A book by a poet about poetry should, above all, excite readers about poems, and that's what The Napkin Manuscripts does best. In "By Heart," McFee recounts his monthly meetings with a lawyer friend (a lapsed English major) who wanted to learn and recite great poetry. Over the course of 18 months, McFee heard his friend speak almost 2,000 lines of memorized verse, some of which McFee quotes in appreciation: Donne, Shakespeare, Hopkins, Stevens. McFee's enthusiasm is dual: He's not only a loyal, fluent audience for his friend's quixotic but strenuous literary sport, but also a generous pro bono advocate for the case of poetry.
"By Heart" serves as a preamble to the book's meaty, potent third section. In it, McFee does career retrospectives and close, loving readings of several North Carolina poets, including our last two Laureates, Kathryn Stripling Byer and Fred Chappell. Along the way, he argues equably (but strongly) for his compatriots' literary importance. Whether or not you agree, McFee makes you want to go read these writers—right now—and seek what he finds in their work: the ardor, patience and craft in every foot and vowel of the best poetry. His comparative reading of A.R. Ammons's "The Yucca Moth" and Robert Frost's "Design" is exemplary: alert, erudite, limpid, agile and persuasive.

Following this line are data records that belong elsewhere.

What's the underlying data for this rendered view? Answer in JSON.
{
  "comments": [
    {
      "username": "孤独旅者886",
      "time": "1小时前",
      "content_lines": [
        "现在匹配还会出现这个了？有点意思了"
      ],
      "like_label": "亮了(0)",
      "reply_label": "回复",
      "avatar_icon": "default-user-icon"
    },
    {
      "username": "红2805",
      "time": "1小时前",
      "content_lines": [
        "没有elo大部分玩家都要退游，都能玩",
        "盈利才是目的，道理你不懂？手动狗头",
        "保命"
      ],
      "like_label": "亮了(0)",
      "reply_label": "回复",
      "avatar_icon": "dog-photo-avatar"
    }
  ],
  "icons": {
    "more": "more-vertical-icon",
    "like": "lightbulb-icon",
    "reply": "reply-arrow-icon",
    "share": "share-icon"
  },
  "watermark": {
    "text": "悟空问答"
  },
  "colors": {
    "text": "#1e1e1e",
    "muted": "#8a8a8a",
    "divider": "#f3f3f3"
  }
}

Despite The Napkin Manuscripts' humble fast-food origins, it may provide better and longer sustenance than its title suggests and, perhaps, than its author intends. Most writers hide behind what Henry James famously called "the madness of art," but this book reveals its restorative sanity, which cures the madness into verse. Only an artist can bring you this close to art's habitat, and only the rare one will. Critics, even if we manage to retract the talon of judgment (Good or bad? Consume it or not?), seek theme, context, history—in short, the universal—which is seldom the artist's motive. No matter our experience or admiration, the critic's disposition tends to be vulturine: either circling above, keen-eyed perhaps but thick-skinned and distant, or else so hungry to digest art that we eviscerate it. In his best essays, McFee not only puts you at ground level with poetry, he lets you see his particular poetry through the eyes of the poet, and the world through the eyes of the poem.